Orphan was directed by Jaume Collet-Serra, and stars Isabelle Fuhrman, Vera Farmiga, and Peter Sarsgaard. It is currently in theatres.


As a preface: SPOILERS! WATCH OUT!


What truly impressed me in this movie was Isabelle Fuhrman's acting. The girl is only twelve or thirteen, yet she pulls off nine and thirty three with equal aplomb. You see, the twist is that Ester is in fact a grown woman, a proportional dwarf masquerading as a nine year old girl. Now, this sounds patently ridiculous, as quite a few Internet sources have noted, but I feel Fuhrman gave a strong enough performance to make her secret believable.


Through almost the entire first act, Ester comes across as almost too sweet, and one finds one's self almost rooting for her, despite knowing that she MUST be evil. After a girl at school is particularly cruel to her, pushing her off a jungle-gym seems not only excusable but justified. However, Ester's rage intensifies as the movie progresses, and her transgressions get more and more serious, and correspondingly less well-thought-out, until she can disguise her true intentions no longer. Fuhrman gives Ester a snarl that slowly emerges through her East European accent as she begins her siege on the family, using their spotted history to turn them against each other until it is almost too late.

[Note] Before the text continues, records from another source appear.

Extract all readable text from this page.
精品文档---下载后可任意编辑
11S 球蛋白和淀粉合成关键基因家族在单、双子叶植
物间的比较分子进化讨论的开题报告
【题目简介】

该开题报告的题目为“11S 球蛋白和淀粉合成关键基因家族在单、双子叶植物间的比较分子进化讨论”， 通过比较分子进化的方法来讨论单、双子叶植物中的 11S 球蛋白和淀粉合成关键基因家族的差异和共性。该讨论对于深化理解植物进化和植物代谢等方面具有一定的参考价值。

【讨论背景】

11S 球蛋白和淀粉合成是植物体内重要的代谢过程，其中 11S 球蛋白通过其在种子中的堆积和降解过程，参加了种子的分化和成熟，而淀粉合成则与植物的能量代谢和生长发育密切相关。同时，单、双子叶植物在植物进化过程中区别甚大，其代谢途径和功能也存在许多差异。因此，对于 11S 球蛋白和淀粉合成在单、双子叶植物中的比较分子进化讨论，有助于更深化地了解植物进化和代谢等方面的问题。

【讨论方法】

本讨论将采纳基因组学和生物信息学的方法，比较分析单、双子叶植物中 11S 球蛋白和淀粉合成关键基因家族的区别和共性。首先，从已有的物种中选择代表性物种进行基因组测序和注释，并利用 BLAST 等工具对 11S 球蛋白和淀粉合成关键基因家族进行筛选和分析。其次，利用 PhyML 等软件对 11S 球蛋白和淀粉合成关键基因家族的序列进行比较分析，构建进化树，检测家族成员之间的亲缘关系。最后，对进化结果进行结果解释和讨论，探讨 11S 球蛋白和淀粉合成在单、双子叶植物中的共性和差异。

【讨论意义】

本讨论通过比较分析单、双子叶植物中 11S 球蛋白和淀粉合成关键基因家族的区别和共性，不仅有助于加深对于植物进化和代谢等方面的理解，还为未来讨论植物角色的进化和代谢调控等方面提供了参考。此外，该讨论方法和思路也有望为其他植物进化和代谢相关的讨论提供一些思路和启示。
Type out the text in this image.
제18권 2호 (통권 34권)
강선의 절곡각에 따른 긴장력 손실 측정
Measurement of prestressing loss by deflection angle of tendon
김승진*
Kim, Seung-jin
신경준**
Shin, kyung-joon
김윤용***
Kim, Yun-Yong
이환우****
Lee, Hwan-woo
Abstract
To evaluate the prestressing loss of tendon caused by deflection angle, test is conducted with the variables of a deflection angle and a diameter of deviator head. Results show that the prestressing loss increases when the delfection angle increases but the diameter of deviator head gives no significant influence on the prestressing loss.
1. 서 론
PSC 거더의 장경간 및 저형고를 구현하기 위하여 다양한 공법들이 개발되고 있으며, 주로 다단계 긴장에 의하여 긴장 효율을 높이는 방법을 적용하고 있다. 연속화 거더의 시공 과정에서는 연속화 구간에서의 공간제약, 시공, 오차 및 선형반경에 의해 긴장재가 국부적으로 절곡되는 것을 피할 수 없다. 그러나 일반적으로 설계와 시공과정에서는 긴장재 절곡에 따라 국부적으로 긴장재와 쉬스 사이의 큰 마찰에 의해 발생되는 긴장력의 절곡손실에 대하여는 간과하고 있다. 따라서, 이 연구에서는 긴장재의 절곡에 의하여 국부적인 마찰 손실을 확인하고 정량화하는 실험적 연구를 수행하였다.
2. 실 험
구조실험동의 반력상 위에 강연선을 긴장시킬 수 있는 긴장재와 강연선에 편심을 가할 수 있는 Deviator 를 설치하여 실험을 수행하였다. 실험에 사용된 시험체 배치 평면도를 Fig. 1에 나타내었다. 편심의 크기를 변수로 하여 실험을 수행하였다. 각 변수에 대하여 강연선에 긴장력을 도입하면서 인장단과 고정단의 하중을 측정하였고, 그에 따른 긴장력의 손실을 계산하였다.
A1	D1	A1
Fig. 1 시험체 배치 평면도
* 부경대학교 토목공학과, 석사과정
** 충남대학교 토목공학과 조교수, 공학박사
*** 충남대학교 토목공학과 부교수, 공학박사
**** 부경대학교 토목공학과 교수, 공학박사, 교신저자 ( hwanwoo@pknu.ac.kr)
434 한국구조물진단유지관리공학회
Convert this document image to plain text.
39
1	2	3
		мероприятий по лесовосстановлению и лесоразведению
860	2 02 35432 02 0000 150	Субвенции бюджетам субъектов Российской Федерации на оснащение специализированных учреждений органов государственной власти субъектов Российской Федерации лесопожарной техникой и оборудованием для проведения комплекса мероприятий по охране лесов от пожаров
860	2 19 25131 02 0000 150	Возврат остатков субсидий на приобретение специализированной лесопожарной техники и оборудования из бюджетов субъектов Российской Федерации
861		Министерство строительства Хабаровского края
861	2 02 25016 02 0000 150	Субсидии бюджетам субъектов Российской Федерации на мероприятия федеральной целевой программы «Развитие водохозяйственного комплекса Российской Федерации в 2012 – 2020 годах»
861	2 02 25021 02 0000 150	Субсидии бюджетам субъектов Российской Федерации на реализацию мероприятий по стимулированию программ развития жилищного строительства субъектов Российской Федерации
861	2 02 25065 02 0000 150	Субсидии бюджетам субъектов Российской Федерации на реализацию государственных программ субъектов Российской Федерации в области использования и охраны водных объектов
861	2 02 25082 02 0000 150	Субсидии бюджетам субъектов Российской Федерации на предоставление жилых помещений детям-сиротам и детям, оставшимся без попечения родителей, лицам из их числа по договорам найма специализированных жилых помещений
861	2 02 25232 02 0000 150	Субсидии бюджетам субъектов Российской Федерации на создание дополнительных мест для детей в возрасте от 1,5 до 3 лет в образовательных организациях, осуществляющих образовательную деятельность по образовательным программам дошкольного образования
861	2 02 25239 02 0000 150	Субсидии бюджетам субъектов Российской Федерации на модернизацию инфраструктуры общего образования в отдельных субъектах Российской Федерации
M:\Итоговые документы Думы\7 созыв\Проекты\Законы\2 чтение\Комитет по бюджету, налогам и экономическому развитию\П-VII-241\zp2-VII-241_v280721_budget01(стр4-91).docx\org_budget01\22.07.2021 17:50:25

Additionally, I felt Vera Farmiga was excellent. She plays Ester's adopted mother, who lost her third child while it was still in the womb. She descends into suffering as Ester escalates into manic insanity, matching her in violence until they battle in the final act. In fact, one of the most shocking scenes in the movie is not due to Ester, but when Kate slaps her. She must be physically restrained from beating Ester, and this rage from a "good" character is quite jarring.


However, a few things did bother me about the movies. The reason Ester wears ribbons on her throat and wrists is to cover scars she recieved from her straight jacket when she was in the mental instituation, but these scars look more like cutting scars, rather than the abrassion marks one would get from rubbing fabric. I think they had these scars mostly for the sake of misdirection, really, and for visual effect.

In fact, I felt quite a few things in the movie were done mainly for mood, sacrificing logic. For instance, Ester likes to paint, but her seemingly innocent pictures are, when shown under blacklight, to contain twisted hidden images, such as burning children or heaqds on pikes. Now, these day-glow ciphers were certanly interesting and spooky, the whole thing seemed a bit too hoodoo-magic to fit with the logic of the rest of the film. I mean, did she own a blacklight in the orphanage? However, it did make for a great closing credits sequence.